Man of Steel got trashed for being "bleak" and "depressing" and Dawn of Justice doubled down. Now again, STUDIOS ARE IN THE BUSINESS OF MAKING MONEY, so I don't know how you couldn't expect what happened next. Geoff Johns was brought in to ride herd on Zack Snyder and make Justice League more like The Avengers fun.

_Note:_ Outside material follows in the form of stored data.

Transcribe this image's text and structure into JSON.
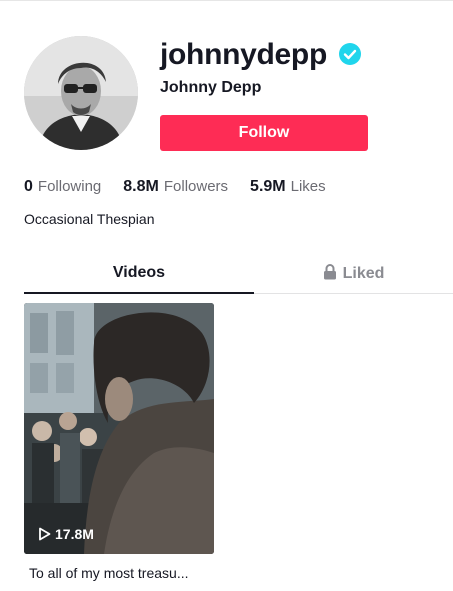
{
  "profile": {
    "username": "johnnydepp",
    "display_name": "Johnny Depp",
    "verified": true,
    "follow_label": "Follow",
    "bio": "Occasional Thespian",
    "avatar_icon": "avatar-photo",
    "verified_icon": "verified-badge-icon"
  },
  "stats": {
    "following": {
      "value": "0",
      "label": "Following"
    },
    "followers": {
      "value": "8.8M",
      "label": "Followers"
    },
    "likes": {
      "value": "5.9M",
      "label": "Likes"
    }
  },
  "tabs": {
    "videos": "Videos",
    "liked": "Liked"
  },
  "videos": [
    {
      "views": "17.8M",
      "caption": "To all of my most treasu..."
    }
  ],
  "colors": {
    "accent": "#fe2c55",
    "verified": "#20d5ec",
    "text": "#161823",
    "muted": "#8a8b91"
  }
}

Now, look, Snyder's had three movies given the "extended cut" treatment, and everyone agrees that the extended cut, the one that most closely matches his vision, is the better cut. So you have a controversial director who does his best work when he's not hindered by the studio, being hindered by the studio.

Fantastic.

There is not a film made in the history of film that was improved by a studio riding herd on an auteur director. Justice League was set up to fail. We knew - or should have known - that bringing in Geoff Johns to ride herd on Snyder would lead to something watered down. Snyder was not going to be able to finish the trilogy on his own terms. I have some sympathy for him even before getting into what happened next, but it's not like Batman v. Superman set the world on fire. It's not like Zack Snyder delivered the goods. And people who don't deliver the goods don't get unlimited creative freedom with the studio's money.

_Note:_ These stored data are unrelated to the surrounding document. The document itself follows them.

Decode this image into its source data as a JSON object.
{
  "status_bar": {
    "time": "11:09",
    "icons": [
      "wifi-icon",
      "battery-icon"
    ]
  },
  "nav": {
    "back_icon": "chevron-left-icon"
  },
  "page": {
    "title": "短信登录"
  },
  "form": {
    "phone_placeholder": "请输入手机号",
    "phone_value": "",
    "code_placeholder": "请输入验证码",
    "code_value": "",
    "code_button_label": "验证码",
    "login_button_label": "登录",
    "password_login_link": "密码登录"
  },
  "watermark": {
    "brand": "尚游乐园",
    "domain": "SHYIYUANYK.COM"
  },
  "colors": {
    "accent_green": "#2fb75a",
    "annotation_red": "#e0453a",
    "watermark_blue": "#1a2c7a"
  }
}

Now as I said above, part of Yawn of Martha's problem was, undoubtedly, the "set up the Big Dumb Crossover" mandate imposed on the studio. Snyder was caught between trying to tell his story and doing what the studio wanted. And, in the end, he was unable to accomplish either. A victim of fate or a director wildly out of step with his audience; that's for you to decide.

What happened next was unforgivable.

The sequence of events appears to have gone something like this: Snyder turned in his first cut of Justice League. The studio brought in Joss Whedon to write material that Snyder would re-shoot. Then tragedy struck, and Snyder had to leave the project. Whedon was promoted to direct the re-shoots.

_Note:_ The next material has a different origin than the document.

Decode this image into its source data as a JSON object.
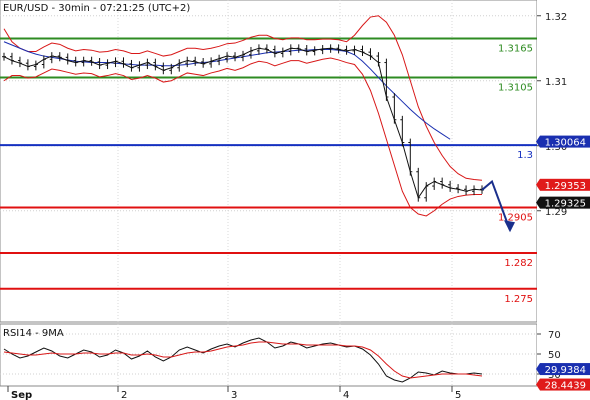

Joss Whedon directed the first two Avengers films. As both a writer and a director, he is not fit to tie Snyder's shoelaces. Sure, he was good fifteen years ago. Nothing he's made since Serenity has impressed me whatsoever. This is the man who saw fit to waste my time in 2014 with a goddamn Widow/Hulk romance, and that alone should merit, if not capital punishment, then at least permanent exile from the comic-book movie community. But my personal opinion aside, Whedon is a Marvel guy. Again: directed two Avengers movies.

If DC is going to hire the director of Marvel's The Avengers to make its Big Dumb Team-Up, what, precisely, is the point of DC's Big Dumb Crossover Universe? What point are you trying to prove? "We have popular characters too" appears to be the only answer. It's not "we can do it differently." If you wanted to do that, you would have had Patty Jenkins (director of Wonder Woman) handle it instead of Whedon. With Whedon, what you get is Marvel's The Avengers cosplaying as the Justice League. Hiring him makes it clear that they have no greater ambition than "copy Marvel and hope to recoup our losses."

To be perfectly blunt, the fact that Whedon was hired to finish the film (and brought composer Danny Elfman in with him) lowered my expectations to "Well, at least I'll be able to hear the One True Batman theme a few times in a movie theater. Yay."

Enjoy the DC Extended Universe, folks. Just don't pretend it's granny's peach tea.